– De todas formas, no olvido que sigo en deuda con usted -alzó un dedo de pronto. Acababa de acordarse de algo-. Por cierto. En el hospital Reina Sofía acaba de ingresar un hombre en un estado lamentable. Lo encontraron bajo el puente de Triana, hace un rato -ahora Navajo escrutaba a Quart con mucha atención- Es un detective privado de baja estofa, que según cuentan hace de escolta para Pencho Gavira, el marido, o lo que sea, de la señora Bruner hija. Vaya noche de coincidencias, ¿verdad?… Imagino que tampoco sabrá nada de eso.
Quart sostenía la mirada del policía, impasible:
– Tampoco.
Navajo se hurgaba los dientes con una uña.
– Lo suponía -dijo-. Y no sabe cuánto me alegro, porque ese individuo está hecho un Ecce Homo: dos brazos partidos y la mandíbula rota. Costó media hora conseguir que articulase dos palabras, imagínese. Y cuando lo hizo, fue para decir que se había caído por la escalera.

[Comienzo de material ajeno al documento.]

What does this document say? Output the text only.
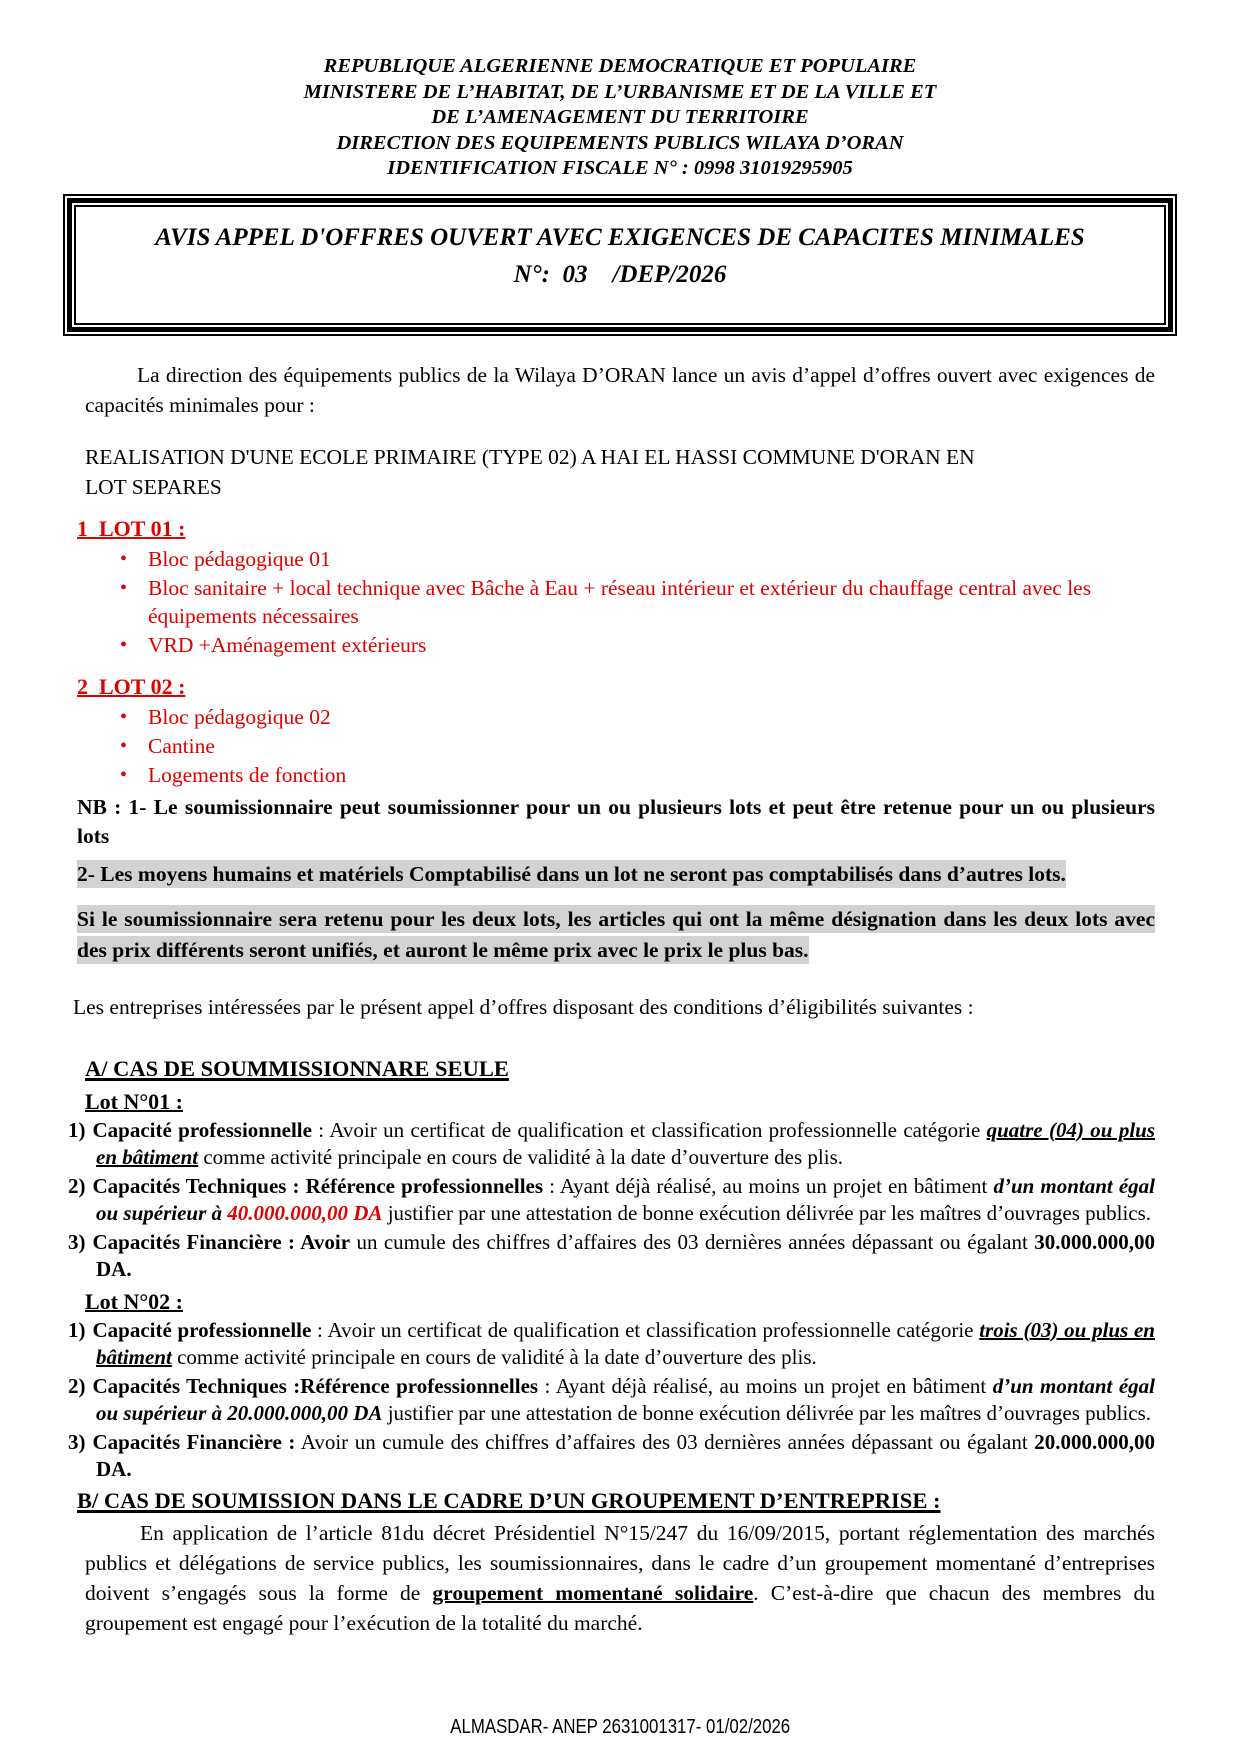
REPUBLIQUE ALGERIENNE DEMOCRATIQUE ET POPULAIRE
MINISTERE DE L’HABITAT, DE L’URBANISME ET DE LA VILLE ET
DE L’AMENAGEMENT DU TERRITOIRE
DIRECTION DES EQUIPEMENTS PUBLICS WILAYA D’ORAN
IDENTIFICATION FISCALE N° : 0998 31019295905
AVIS APPEL D'OFFRES OUVERT AVEC EXIGENCES DE CAPACITES MINIMALES
N°:  03    /DEP/2026

La direction des équipements publics de la Wilaya D’ORAN lance un avis d’appel d’offres ouvert avec exigences de capacités minimales pour :

REALISATION D'UNE ECOLE PRIMAIRE (TYPE 02) A HAI EL HASSI COMMUNE D'ORAN EN LOT SEPARES

1  LOT 01 :
• Bloc pédagogique 01
• Bloc sanitaire + local technique avec Bâche à Eau + réseau intérieur et extérieur du chauffage central avec les équipements nécessaires
• VRD +Aménagement extérieurs
2  LOT 02 :
• Bloc pédagogique 02
• Cantine
• Logements de fonction

NB : 1- Le soumissionnaire peut soumissionner pour un ou plusieurs lots et peut être retenue pour un ou plusieurs lots

2- Les moyens humains et matériels Comptabilisé dans un lot ne seront pas comptabilisés dans d’autres lots.

Si le soumissionnaire sera retenu pour les deux lots, les articles qui ont la même désignation dans les deux lots avec des prix différents seront unifiés, et auront le même prix avec le prix le plus bas.

Les entreprises intéressées par le présent appel d’offres disposant des conditions d’éligibilités suivantes :

A/ CAS DE SOUMMISSIONNARE SEULE
Lot N°01 :
1) Capacité professionnelle : Avoir un certificat de qualification et classification professionnelle catégorie quatre (04) ou plus en bâtiment comme activité principale en cours de validité à la date d’ouverture des plis.
2) Capacités Techniques : Référence professionnelles : Ayant déjà réalisé, au moins un projet en bâtiment d’un montant égal ou supérieur à 40.000.000,00 DA justifier par une attestation de bonne exécution délivrée par les maîtres d’ouvrages publics.
3) Capacités Financière : Avoir un cumule des chiffres d’affaires des 03 dernières années dépassant ou égalant 30.000.000,00 DA.
Lot N°02 :
1) Capacité professionnelle : Avoir un certificat de qualification et classification professionnelle catégorie trois (03) ou plus en bâtiment comme activité principale en cours de validité à la date d’ouverture des plis.
2) Capacités Techniques :Référence professionnelles : Ayant déjà réalisé, au moins un projet en bâtiment d’un montant égal ou supérieur à 20.000.000,00 DA justifier par une attestation de bonne exécution délivrée par les maîtres d’ouvrages publics.
3) Capacités Financière : Avoir un cumule des chiffres d’affaires des 03 dernières années dépassant ou égalant 20.000.000,00 DA.
B/ CAS DE SOUMISSION DANS LE CADRE D’UN GROUPEMENT D’ENTREPRISE :

En application de l’article 81du décret Présidentiel N°15/247 du 16/09/2015, portant réglementation des marchés publics et délégations de service publics, les soumissionnaires, dans le cadre d’un groupement momentané d’entreprises doivent s’engagés sous la forme de groupement momentané solidaire. C’est-à-dire que chacun des membres du groupement est engagé pour l’exécution de la totalité du marché.

ALMASDAR- ANEP 2631001317- 01/02/2026
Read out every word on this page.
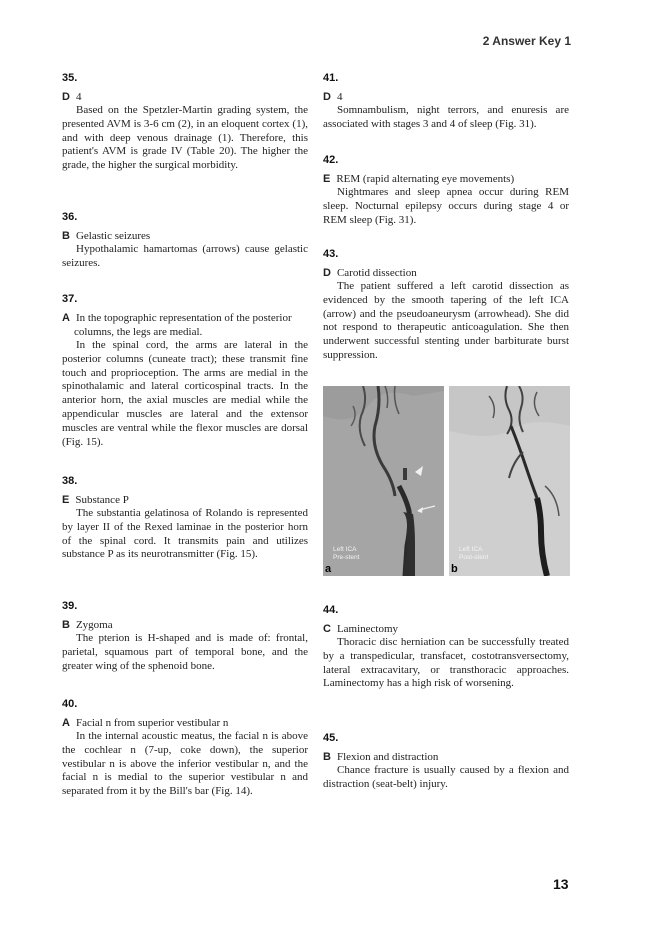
2 Answer Key 1
35.
D 4

Based on the Spetzler-Martin grading system, the presented AVM is 3-6 cm (2), in an eloquent cortex (1), and with deep venous drainage (1). Therefore, this patient's AVM is grade IV (Table 20). The higher the grade, the higher the surgical morbidity.

36.
B Gelastic seizures

Hypothalamic hamartomas (arrows) cause gelastic seizures.

37.
A In the topographic representation of the posterior columns, the legs are medial.

In the spinal cord, the arms are lateral in the posterior columns (cuneate tract); these transmit fine touch and proprioception. The arms are medial in the spinothalamic and lateral corticospinal tracts. In the anterior horn, the axial muscles are medial while the appendicular muscles are lateral and the extensor muscles are ventral while the flexor muscles are dorsal (Fig. 15).

38.
E Substance P

The substantia gelatinosa of Rolando is represented by layer II of the Rexed laminae in the posterior horn of the spinal cord. It transmits pain and utilizes substance P as its neurotransmitter (Fig. 15).

39.
B Zygoma

The pterion is H-shaped and is made of: frontal, parietal, squamous part of temporal bone, and the greater wing of the sphenoid bone.

40.
A Facial n from superior vestibular n

In the internal acoustic meatus, the facial n is above the cochlear n (7-up, coke down), the superior vestibular n is above the inferior vestibular n, and the facial n is medial to the superior vestibular n and separated from it by the Bill's bar (Fig. 14).

41.
D 4

Somnambulism, night terrors, and enuresis are associated with stages 3 and 4 of sleep (Fig. 31).

42.
E REM (rapid alternating eye movements)

Nightmares and sleep apnea occur during REM sleep. Nocturnal epilepsy occurs during stage 4 or REM sleep (Fig. 31).

43.
D Carotid dissection

The patient suffered a left carotid dissection as evidenced by the smooth tapering of the left ICA (arrow) and the pseudoaneurysm (arrowhead). She did not respond to therapeutic anticoagulation. She then underwent successful stenting under barbiturate burst suppression.

Left ICA
Pre-stent
a
Left ICA
Post-stent
b
44.
C Laminectomy

Thoracic disc herniation can be successfully treated by a transpedicular, transfacet, costotransversectomy, lateral extracavitary, or transthoracic approaches. Laminectomy has a high risk of worsening.

45.
B Flexion and distraction

Chance fracture is usually caused by a flexion and distraction (seat-belt) injury.

13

No había mucho más que decir. Como Quart era el único representante eclesiástico que tenía a mano, Navajo le entregó algunos documentos oficiales con el juego de llaves de la iglesia y de la casa parroquial. También le hizo firmar una breve declaración sobre el carácter voluntario de la entrega del padre Ferro.
– Ningún otro clérigo, aparte de usted, ha hecho acto de presencia por aquí. Esta tarde nos telefoneó el arzobispo, pero fue para lavarse las manos con mucho arte -el policía hizo una mueca-. Ah. También para rogar que mantengamos a los periodistas lejos del asunto.
Después tiró el botellín vacío a la papelera, inició un descomunal bostezo, y tras mirar el reloj, insinuó sus deseos de irse a dormir. Pidió Quart ver por última vez al párroco, y Navajo, tras considerarlo un momento, declaró que no había inconveniente si el interesado lo autorizaba. Se fue a hacer la gestión, y al hacerlo dejó la perla falsa dentro de su bolsita de plástico sobre la mesa.
Quart la estuvo observando sin tocarla, mientras pensaba en Honorato Bonafé con aquello en un bolsillo. Era gruesa, descascarillada su capa brillante en la parte donde estuvo pegada en el alvéolo de la imagen. Para el asesino, fuera quien fuese -el padre Ferro, la misma iglesia, cualquiera de los personajes que se movían en torno a ella-, la perla cobraba, una vez fuera del lugar donde había estado engarzada, el carácter de objeto mortal. Bonafé había ido a pasear sin saberlo por el filo mismo del misterio: algo que trascendía los límites policíacos del asunto.
No era tanto el misterio, al fin y al cabo. Y Quart esbozó una sonrisa lentísima y triste, con los ojos fijos en la perla falsa de Nuestra Señora de las Lágrimas, mientras su entorno se ponía a girar despacio, como en la bóveda negra que cada noche escrutaba el padre Ferro en pos de la más estremecedora de las certezas. Y a Quart todo se le reveló increíblemente sencillo mientras lo veía encajar de manera perfecta: la perla, la iglesia, aquella ciudad, el punto del espacio y del tiempo en que todo se situaba. Personajes reflejados en el río ancho, viejo y sabio, camino de un mar inmenso, inmutable; un mar que seguiría batiendo playas desiertas, ruinas, puertos abandonados, barcos oxidados con inmóviles amarras, cuando mucho tiempo después todos ellos se hubieran ido.
Era tan breve el espacio, tan precario el refugio, tan frágil el consuelo, que no resultaba difícil comprender a quien desenvainaba la espada de Josué para librar la batalla que a todo daba sentido, o a quien cargaba la cruz con los pecados de otros. Eran dos caras de la misma moneda: el único heroísmo posible, el valor lúcido desprovisto de banderas y de victoria. Peones solitarios al extremo del tablero, esforzándose por terminar su juego con dignidad incluso desbordados por la derrota, como cuadros de infantería cuyo fuego se extinguiera poco a poco en un valle inundado de enemigos y de sombras. Ésta es mi casilla, aquí estoy, aquí muero. Y en el centro de cada casilla, un cansado redoble de tambor.
– Cuando quiera, páter -anunció Navajo, asomándose a la puerta.